Researchers have found that in mice, high protein diets may help with weight loss and muscle building, but it could also lead to more plaque in the arteries. Plaque contains a mix of fat, cholesterol, calcium deposits, and dead cells.
This new research has also shown that high-protein diets spur unstable plaque. This is the plaque that is most prone to rupturing and causing blocked arteries, particularly if it is unstable, increasing the risk of a heart attack.
“There are clear weight-loss benefits to high-protein diets, which has boosted their popularity in recent years,” said senior author Babak Razani, MD, PhD, an associate professor of medicine. “But animal studies and some large epidemiological studies in people have linked high dietary protein to cardiovascular problems. We decided to take a look at whether there is truly a causal link between high dietary protein and poorer cardiovascular health.”
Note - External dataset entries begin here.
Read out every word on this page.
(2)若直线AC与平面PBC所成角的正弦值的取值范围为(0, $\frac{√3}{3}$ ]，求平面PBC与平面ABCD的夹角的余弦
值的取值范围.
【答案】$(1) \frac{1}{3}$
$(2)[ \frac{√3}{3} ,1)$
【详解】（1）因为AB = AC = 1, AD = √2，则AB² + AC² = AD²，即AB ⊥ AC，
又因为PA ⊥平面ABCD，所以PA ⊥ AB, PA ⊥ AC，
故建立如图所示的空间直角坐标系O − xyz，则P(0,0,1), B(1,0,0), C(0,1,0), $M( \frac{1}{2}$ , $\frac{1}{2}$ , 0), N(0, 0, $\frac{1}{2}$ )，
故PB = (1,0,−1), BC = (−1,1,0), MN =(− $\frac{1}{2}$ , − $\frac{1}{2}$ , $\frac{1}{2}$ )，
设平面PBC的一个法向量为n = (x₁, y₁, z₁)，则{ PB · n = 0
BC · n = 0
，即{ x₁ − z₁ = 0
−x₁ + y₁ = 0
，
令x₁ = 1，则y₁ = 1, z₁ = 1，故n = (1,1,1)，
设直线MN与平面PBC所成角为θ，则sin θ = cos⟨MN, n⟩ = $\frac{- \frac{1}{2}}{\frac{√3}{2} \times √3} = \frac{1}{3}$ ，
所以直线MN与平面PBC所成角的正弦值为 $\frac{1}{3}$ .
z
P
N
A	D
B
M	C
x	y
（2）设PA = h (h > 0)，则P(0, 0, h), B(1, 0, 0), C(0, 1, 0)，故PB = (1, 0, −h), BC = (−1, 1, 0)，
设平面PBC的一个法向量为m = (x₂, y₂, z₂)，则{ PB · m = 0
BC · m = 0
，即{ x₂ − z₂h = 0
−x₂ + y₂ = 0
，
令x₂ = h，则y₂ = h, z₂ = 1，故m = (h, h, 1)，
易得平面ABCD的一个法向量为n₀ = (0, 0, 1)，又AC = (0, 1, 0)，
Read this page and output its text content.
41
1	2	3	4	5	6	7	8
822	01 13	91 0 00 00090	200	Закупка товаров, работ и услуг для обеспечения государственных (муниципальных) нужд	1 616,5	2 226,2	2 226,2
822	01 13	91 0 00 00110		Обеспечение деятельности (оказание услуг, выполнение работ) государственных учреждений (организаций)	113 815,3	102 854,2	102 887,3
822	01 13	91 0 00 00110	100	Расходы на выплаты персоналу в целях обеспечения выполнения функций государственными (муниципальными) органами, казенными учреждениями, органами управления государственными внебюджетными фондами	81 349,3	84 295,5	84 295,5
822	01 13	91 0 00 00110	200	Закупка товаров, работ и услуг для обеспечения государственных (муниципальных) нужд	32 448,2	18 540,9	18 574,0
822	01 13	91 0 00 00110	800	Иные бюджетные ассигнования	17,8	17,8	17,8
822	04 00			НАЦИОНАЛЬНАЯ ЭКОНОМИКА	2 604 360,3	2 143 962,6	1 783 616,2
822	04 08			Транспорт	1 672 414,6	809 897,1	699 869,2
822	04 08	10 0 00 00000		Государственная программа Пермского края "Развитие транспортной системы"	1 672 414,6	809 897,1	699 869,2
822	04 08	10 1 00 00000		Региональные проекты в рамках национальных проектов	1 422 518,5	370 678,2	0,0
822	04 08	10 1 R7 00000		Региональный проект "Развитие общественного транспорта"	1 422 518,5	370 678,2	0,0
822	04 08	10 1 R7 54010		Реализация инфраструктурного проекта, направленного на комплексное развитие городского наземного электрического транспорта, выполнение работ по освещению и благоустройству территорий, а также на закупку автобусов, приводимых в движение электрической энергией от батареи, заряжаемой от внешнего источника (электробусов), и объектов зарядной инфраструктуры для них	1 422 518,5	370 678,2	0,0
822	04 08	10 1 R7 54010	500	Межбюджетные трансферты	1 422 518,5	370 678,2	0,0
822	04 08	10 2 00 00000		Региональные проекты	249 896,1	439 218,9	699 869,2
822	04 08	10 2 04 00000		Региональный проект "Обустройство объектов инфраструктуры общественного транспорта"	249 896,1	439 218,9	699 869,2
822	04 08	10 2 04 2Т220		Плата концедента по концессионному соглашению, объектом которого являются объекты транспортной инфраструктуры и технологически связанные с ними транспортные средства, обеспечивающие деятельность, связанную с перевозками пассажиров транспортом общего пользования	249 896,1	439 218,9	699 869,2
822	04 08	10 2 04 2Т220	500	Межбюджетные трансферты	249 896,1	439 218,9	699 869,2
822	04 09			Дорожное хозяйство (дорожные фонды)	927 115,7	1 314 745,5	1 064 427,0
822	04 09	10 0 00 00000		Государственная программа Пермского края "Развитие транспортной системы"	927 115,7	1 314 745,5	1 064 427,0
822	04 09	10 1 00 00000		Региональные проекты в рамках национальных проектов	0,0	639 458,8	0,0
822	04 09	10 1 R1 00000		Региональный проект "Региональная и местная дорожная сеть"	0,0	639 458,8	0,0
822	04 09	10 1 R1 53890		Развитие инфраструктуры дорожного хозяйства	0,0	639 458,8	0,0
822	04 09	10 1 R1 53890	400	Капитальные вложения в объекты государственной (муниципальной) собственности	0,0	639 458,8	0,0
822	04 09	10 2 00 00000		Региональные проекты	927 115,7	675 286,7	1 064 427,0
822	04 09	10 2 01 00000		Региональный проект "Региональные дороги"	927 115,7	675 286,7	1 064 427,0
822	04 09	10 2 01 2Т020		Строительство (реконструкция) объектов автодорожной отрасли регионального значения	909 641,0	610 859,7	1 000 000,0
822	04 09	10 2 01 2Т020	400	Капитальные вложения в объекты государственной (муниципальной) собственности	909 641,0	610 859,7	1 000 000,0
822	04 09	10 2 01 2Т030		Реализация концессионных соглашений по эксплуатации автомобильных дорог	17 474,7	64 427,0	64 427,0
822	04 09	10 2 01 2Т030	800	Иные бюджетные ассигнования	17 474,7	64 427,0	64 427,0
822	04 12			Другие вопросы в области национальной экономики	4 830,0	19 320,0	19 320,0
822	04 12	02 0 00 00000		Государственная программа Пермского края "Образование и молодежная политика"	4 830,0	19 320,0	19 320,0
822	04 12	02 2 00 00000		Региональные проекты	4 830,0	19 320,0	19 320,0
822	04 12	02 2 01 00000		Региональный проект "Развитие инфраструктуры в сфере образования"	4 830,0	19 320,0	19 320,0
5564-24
For the study, researchers fed mice a high-fat diet to deliberately induce atherosclerosis, or plaque build-up in the arteries. Mice must eat a high-fat diet to develop arterial plaque, so some of the mice received a high-fat diet that was also high in protein. And others were fed a high-fat, low-protein diet for comparison.
“A couple of scoops of protein powder in a milkshake or a smoothie adds something like 40 grams of protein — almost equivalent to the daily recommended intake,” Razani said. “To see if protein has an effect on cardiovascular health, we tripled the amount of protein that the mice receive in the high-fat, high-protein diet — keeping the fat constant. Protein went from 15% to 46% of calories for these mice.”
More Plaque in the Arteries
Researchers found that the mice on the high-fat, high protein diet developed 30% more plaque in the arteries than the mice on the mice on the high-fat, normal-protein diet, despite the fact that the mice who consumed more protein did not gain weight, unlike the mice on the high-fat, normal-protein diet.
“This study is not the first to show a telltale increase in plaque with high-protein diets, but it offers a deeper understanding of the impact of high protein with the detailed analysis of the plaques,” Razani said. “In other words, our study shows how and why dietary protein leads to the development of unstable plaques.”
“This work not only defines the critical processes underlying the cardiovascular risks of dietary protein but also lays the groundwork for targeting these pathways in treating heart disease,” he said.
Ph.D., Razani and his colleagues studied the path protein takes after it has been digested and broken down into amino acids. They found that excess amino acids from a high-protein diet activate a protein in macrophages called mTOR, which tells the cells to grow. These cells then have their ability to shut down, unable to clean up the toxic waste of plaque.
“In mice on the high-protein diet, their plaques were a macrophage graveyard,” Razani said. “Many dead cells in the core of the plaque make it extremely unstable and prone to rupture. As blood flows past the plaque, that force — especially in the context of high blood pressure — puts a lot of stress on it. This situation is a recipe for a heart attack.”
More research is needed to understand how high dietary protein might increase plaque complexity. But it does offer a new understanding of how a high protein diet may impact cardiovascular risk in some people.